Minority and women’s participation goals were woefully below the goals mandated by the Board of Estimates in 2016.
This subjected KCI/Commercial to various potential penalties under Article 4, Subtitle 28, of the City Code.
Thomas recited those penalties as “suspension of contract, withholding of funds, recession of contract based on a material breach, disqualification of contractor from eligibility to provide goods and services to the city for a period not to exceed two years, and payment of liquidated damages.”
Pugh was warned by a prominent lawyer not to award more money until there was an internal review.
Thomas rejected Tri-Venture’s subcontracting plan and recommended that his superiors not issue a notice-to-proceed on phase 2 of the project, the reconstruction of conduits under Greenmount Avenue in Waverly.
If the subcontracting plan and the other issues were not resolved within 30 days, “action against the contract should be pursued,” Thomas concluded.
“The mayor blew it off”
Sources tell The Brew that Mayor Pugh was warned by a prominent lawyer not to award more money to the conduit project until there was an internal review.
“The mayor blew it off. She didn’t give a damn,” a source said.
Instead, Pugh approved the $24 million contract bump-up at the December 19, 2018 BOE meeting – or six days after the Thomas letter was sent to Zaied.
So did the other four members of the board – City Council President Bernard C. “Jack” Young, Comptoller Joan Pratt, Public Works Director Rudy Chow and City Solicitor Andre Davis.
About seven weeks ago, the Greenmount Avenue Phase 2 conduit rebuild was approved by DOT.
And on April 3, amid the escalating Healthy Holly scandal, the BOE was notified that KCI’s bonding capacity had been raised from $24.87 million to an eye-popping $61.68 million.
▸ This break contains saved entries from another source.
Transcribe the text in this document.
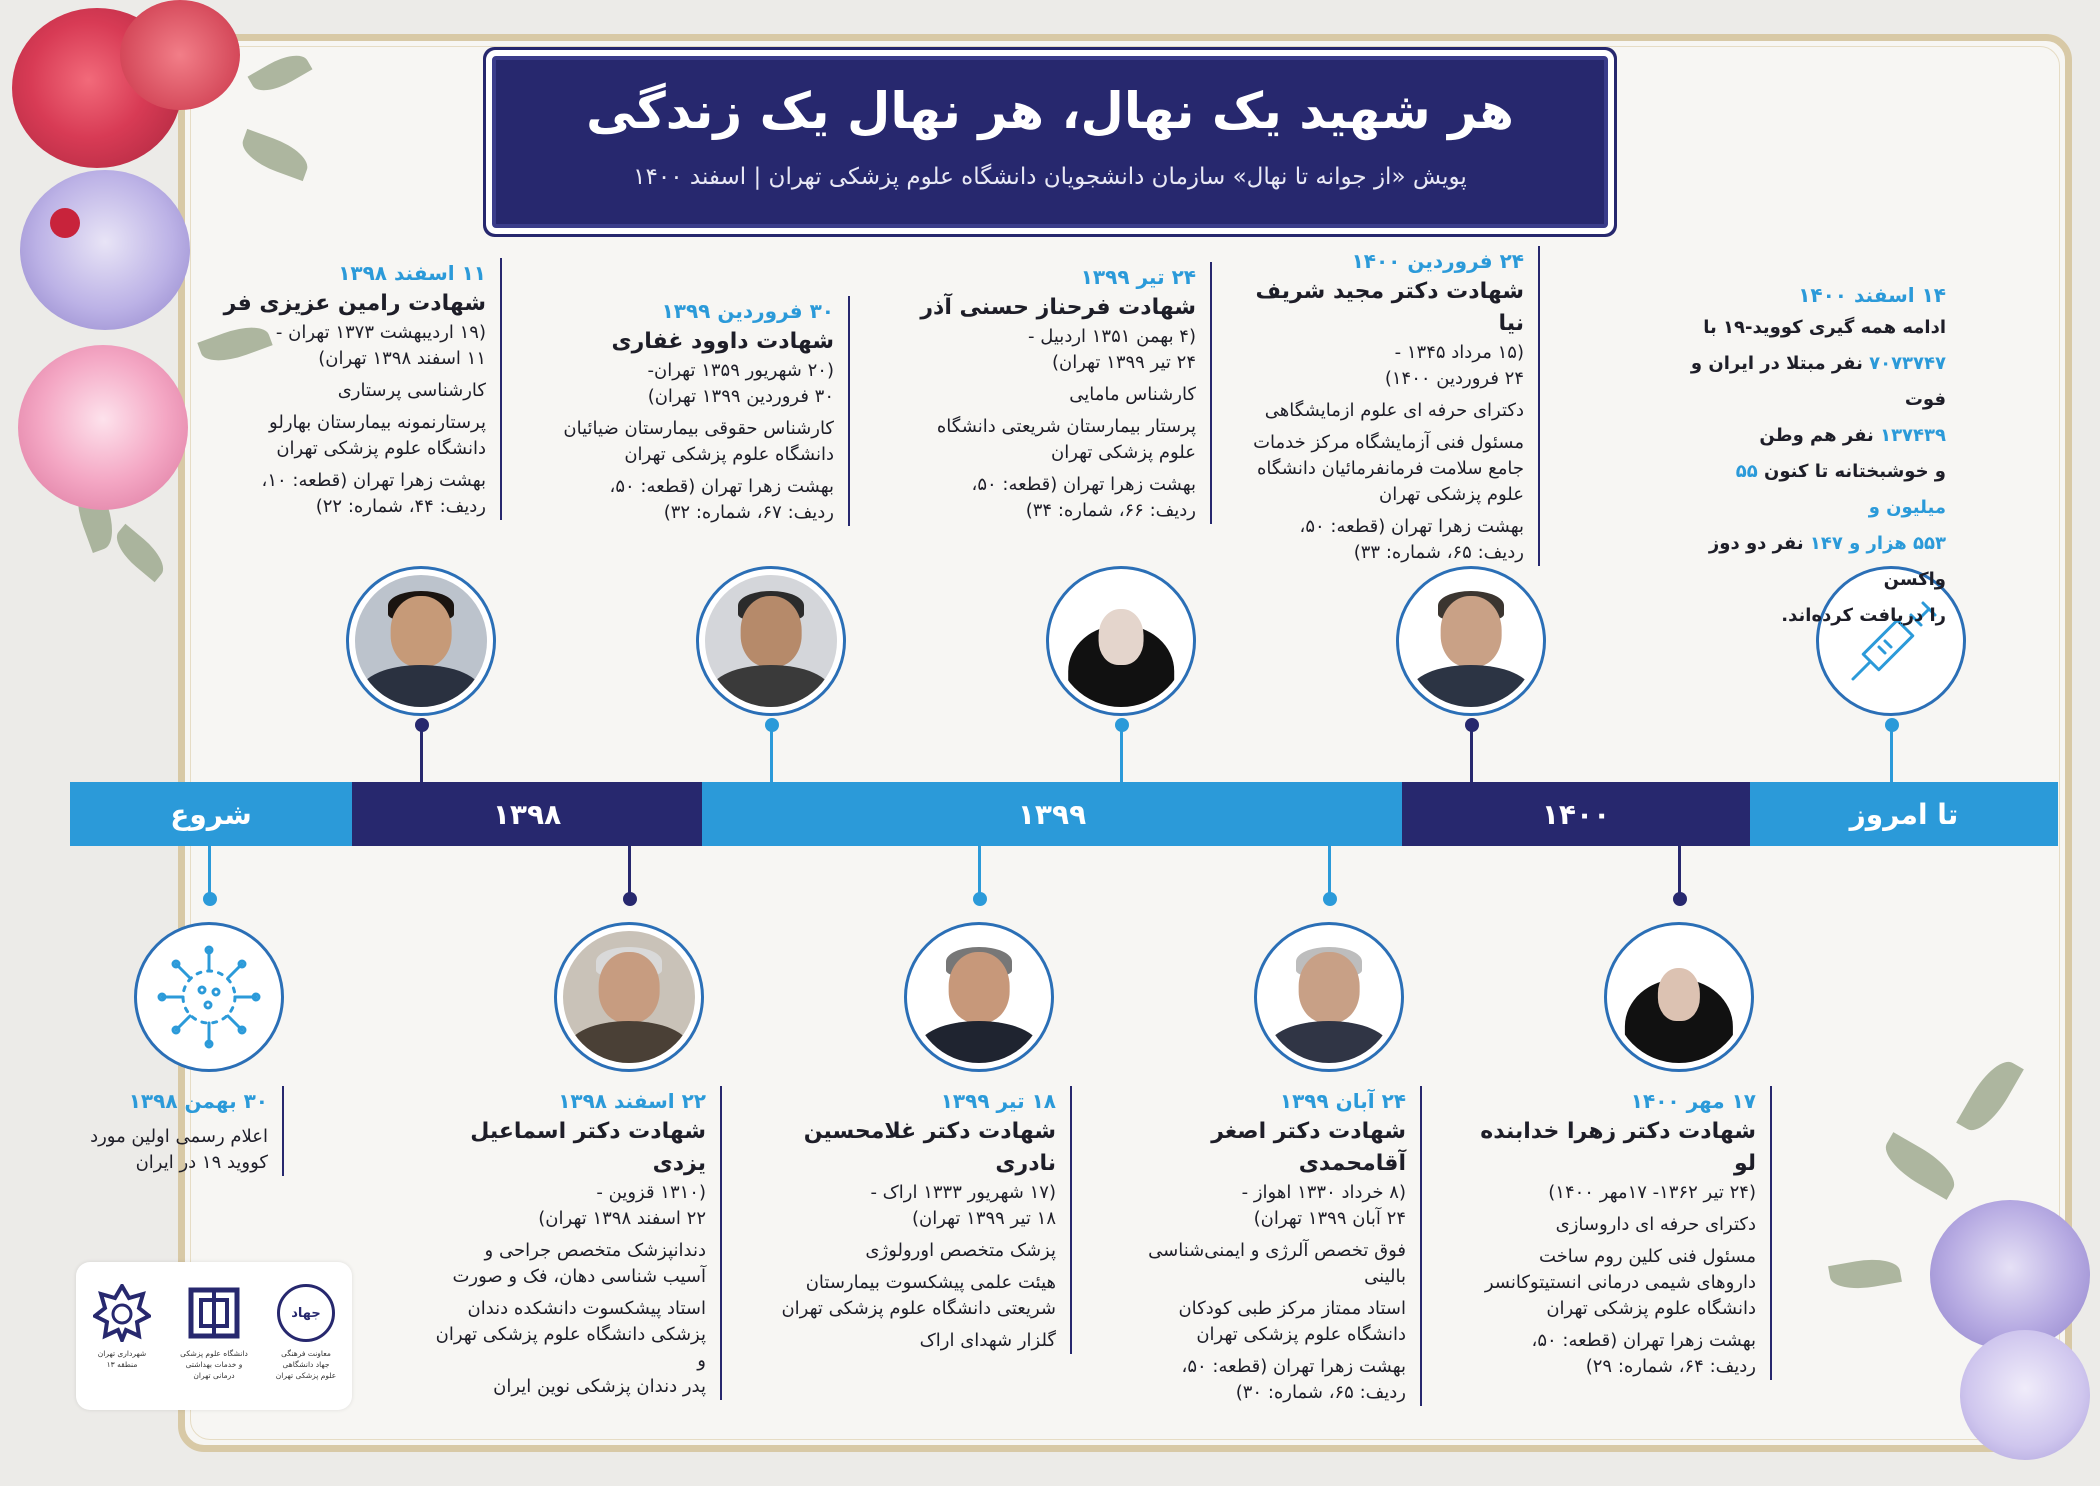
هر شهید یک نهال، هر نهال یک زندگی
پویش «از جوانه تا نهال» سازمان دانشجویان دانشگاه علوم پزشکی تهران | اسفند ۱۴۰۰
تا امروز
۱۴۰۰
۱۳۹۹
۱۳۹۸
شروع
۱۱ اسفند ۱۳۹۸
شهادت رامین عزیزی فر
(۱۹ اردیبهشت ۱۳۷۳ تهران -
۱۱ اسفند ۱۳۹۸ تهران)
کارشناسی پرستاری
پرستارنمونه بیمارستان بهارلو
دانشگاه علوم پزشکی تهران
بهشت زهرا تهران (قطعه: ۱۰،
ردیف: ۴۴، شماره: ۲۲)
۳۰ فروردین ۱۳۹۹
شهادت داوود غفاری
(۲۰ شهریور ۱۳۵۹ تهران-
۳۰ فروردین ۱۳۹۹ تهران)
کارشناس حقوقی بیمارستان ضیائیان
دانشگاه علوم پزشکی تهران
بهشت زهرا تهران (قطعه: ۵۰،
ردیف: ۶۷، شماره: ۳۲)
۲۴ تیر ۱۳۹۹
شهادت فرحناز حسنی آذر
(۴ بهمن ۱۳۵۱ اردبیل -
۲۴ تیر ۱۳۹۹ تهران)
کارشناس مامایی
پرستار بیمارستان شریعتی دانشگاه
علوم پزشکی تهران
بهشت زهرا تهران (قطعه: ۵۰،
ردیف: ۶۶، شماره: ۳۴)
۲۴ فروردین ۱۴۰۰
شهادت دکتر مجید شریف نیا
(۱۵ مرداد ۱۳۴۵ -
۲۴ فروردین ۱۴۰۰)
دکترای حرفه ای علوم ازمایشگاهی
مسئول فنی آزمایشگاه مرکز خدمات
جامع سلامت فرمانفرمائیان دانشگاه
علوم پزشکی تهران
بهشت زهرا تهران (قطعه: ۵۰،
ردیف: ۶۵، شماره: ۳۳)
۱۴ اسفند ۱۴۰۰
ادامه همه گیری کووید-۱۹ با
۷۰۷۳۷۴۷ نفر مبتلا در ایران و فوت
۱۳۷۴۳۹ نفر هم وطن
و خوشبختانه تا کنون ۵۵ میلیون و
۵۵۳ هزار و ۱۴۷ نفر دو دوز واکسن
را دریافت کرده‌اند.
۳۰ بهمن ۱۳۹۸
اعلام رسمی اولین مورد
کووید ۱۹ در ایران
۲۲ اسفند ۱۳۹۸
شهادت دکتر اسماعیل یزدی
(۱۳۱۰ قزوین -
۲۲ اسفند ۱۳۹۸ تهران)
دندانپزشک متخصص جراحی و
آسیب شناسی دهان، فک و صورت
استاد پیشکسوت دانشکده دندان
پزشکی دانشگاه علوم پزشکی تهران و
پدر دندان پزشکی نوین ایران
۱۸ تیر ۱۳۹۹
شهادت دکتر غلامحسین نادری
(۱۷ شهریور ۱۳۳۳ اراک -
۱۸ تیر ۱۳۹۹ تهران)
پزشک متخصص اورولوژی
هیئت علمی پیشکسوت بیمارستان
شریعتی دانشگاه علوم پزشکی تهران
گلزار شهدای اراک
۲۴ آبان ۱۳۹۹
شهادت دکتر اصغر آقامحمدی
(۸ خرداد ۱۳۳۰ اهواز -
۲۴ آبان ۱۳۹۹ تهران)
فوق تخصص آلرژی و ایمنی‌شناسی بالینی
استاد ممتاز مرکز طبی کودکان
دانشگاه علوم پزشکی تهران
بهشت زهرا تهران (قطعه: ۵۰،
ردیف: ۶۵، شماره: ۳۰)
۱۷ مهر ۱۴۰۰
شهادت دکتر زهرا خدابنده لو
(۲۴ تیر ۱۳۶۲- ۱۷مهر ۱۴۰۰)
دکترای حرفه ای داروسازی
مسئول فنی کلین روم ساخت
داروهای شیمی درمانی انستیتوکانسر
دانشگاه علوم پزشکی تهران
بهشت زهرا تهران (قطعه: ۵۰،
ردیف: ۶۴، شماره: ۲۹)
جهاد
معاونت فرهنگی
جهاد دانشگاهی
علوم پزشکی تهران
دانشگاه علوم پزشکی
و خدمات بهداشتی
درمانی تهران
شهرداری تهران
منطقه ۱۳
Thanks to this new reported value, the Commercial/KCI group is now within the “money limits” of the expanded conduit contract approved by the BOE.
NOTE: The Brew has queried the offices of DOT Director Michelle Pourciau, Acting Mayor Young and City Solicitor Davis for information on the current status of TR-16020. So far, we have gotten no response. Attempts to reach Kevin Johnson and J.P. Grant have been unsuccessful.